Garlic is an ingredient found in virtually every meal throughout the world. It is cultivated on well-drained, loamy soils with high humus content. The soil should be rich and neutral in pH. Garlic is farmed in Gujarat, Orissa, Maharashtra, Uttar Pradesh, Madhya Pradesh, and Rajasthan, among other places. Gujarat is the most prolific producer. It's also an excellent low-maintenance cash crop. 


Fenugreek:

Fenugreek, also known as 'Methi,' is a plant native to Southwest Asia that is widely cultivated for medicinal and culinary purposes. It's a multi-purpose plant. The seeds are a spice, the dried leaves are a herb, and the fresh and delicate leaves are a green leafy vegetable. Rajasthan is a state where it is commonly cultivated. Other states where it is farmed include Uttaranchal, Gujarat, and Madhya Pradesh. This crop is mostly produced in the colder months. The quality of Vasant Masala's fenugreek seeds are well known; they procure high-quality Fenugreek Seeds sourced from the rich lands of Madhya Pradesh.


Mustard:

It is yet another important crop in India. Mustard is an essential component in any spice cabinet. Mustard grows well in most soils but produces the most seed in rich, well-drained, well-prepared soil with a pH of at least 6.0. It will flourish if kept wet at all times. It prefers chilly temperatures, and a small frost might even increase the flavour. Mustard is grown in the Indian states of Bihar, Assam, Orissa, West Bengal, and Punjab. This crop is also cultivated in Uttar Pradesh and Himachal Pradesh. 


Coriander:

It is one of the most used spices, especially for garnishing meals. Temperatures ranging from 17° to 27° C are ideal for growing coriander. Coriander is best seeded directly in pots rather than in seed trays and then transplanted. Coriander is mostly grown in Gujarat, Madhya Pradesh, and Rajasthan in India. Andhra Pradesh, Tamil Nadu, Karnataka, and Uttar Pradesh are other states where coriander is cultivated.
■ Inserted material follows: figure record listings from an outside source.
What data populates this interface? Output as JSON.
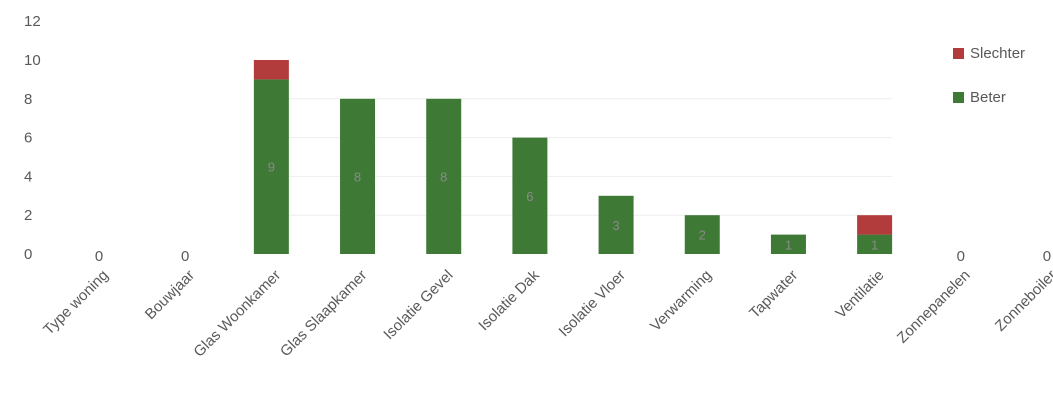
{
  "chart_data": {
    "type": "bar",
    "stacked": true,
    "categories": [
      "Type woning",
      "Bouwjaar",
      "Glas Woonkamer",
      "Glas Slaapkamer",
      "Isolatie Gevel",
      "Isolatie Dak",
      "Isolatie Vloer",
      "Verwarming",
      "Tapwater",
      "Ventilatie",
      "Zonnepanelen",
      "Zonneboiler"
    ],
    "series": [
      {
        "name": "Beter",
        "color": "#3e7a35",
        "values": [
          0,
          0,
          9,
          8,
          8,
          6,
          3,
          2,
          1,
          1,
          0,
          0
        ]
      },
      {
        "name": "Slechter",
        "color": "#b23b3b",
        "values": [
          0,
          0,
          1,
          0,
          0,
          0,
          0,
          0,
          0,
          1,
          0,
          0
        ]
      }
    ],
    "data_labels": [
      "0",
      "0",
      "9",
      "8",
      "8",
      "6",
      "3",
      "2",
      "1",
      "1",
      "0",
      "0"
    ],
    "yticks": [
      "0",
      "2",
      "4",
      "6",
      "8",
      "10",
      "12"
    ],
    "ylim": [
      0,
      12
    ],
    "grid": true,
    "legend": {
      "placement": "right",
      "order": [
        "Slechter",
        "Beter"
      ]
    },
    "title": "",
    "xlabel": "",
    "ylabel": ""
  }
}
If we're going to talk about spice-growing states in India, we should also talk about the future of the spice business. It is important to research and plan for future growth now in order to achieve it in the future. In the current condition, India is one of the world's largest spice producers, consumers, and exporters. So, in the future, if the market demand for any product in the globe increases, so will the Indian spice market. In fact, even during these tough times of the COVID-19 pandemic, the demand for Indian spices has grown tremendously.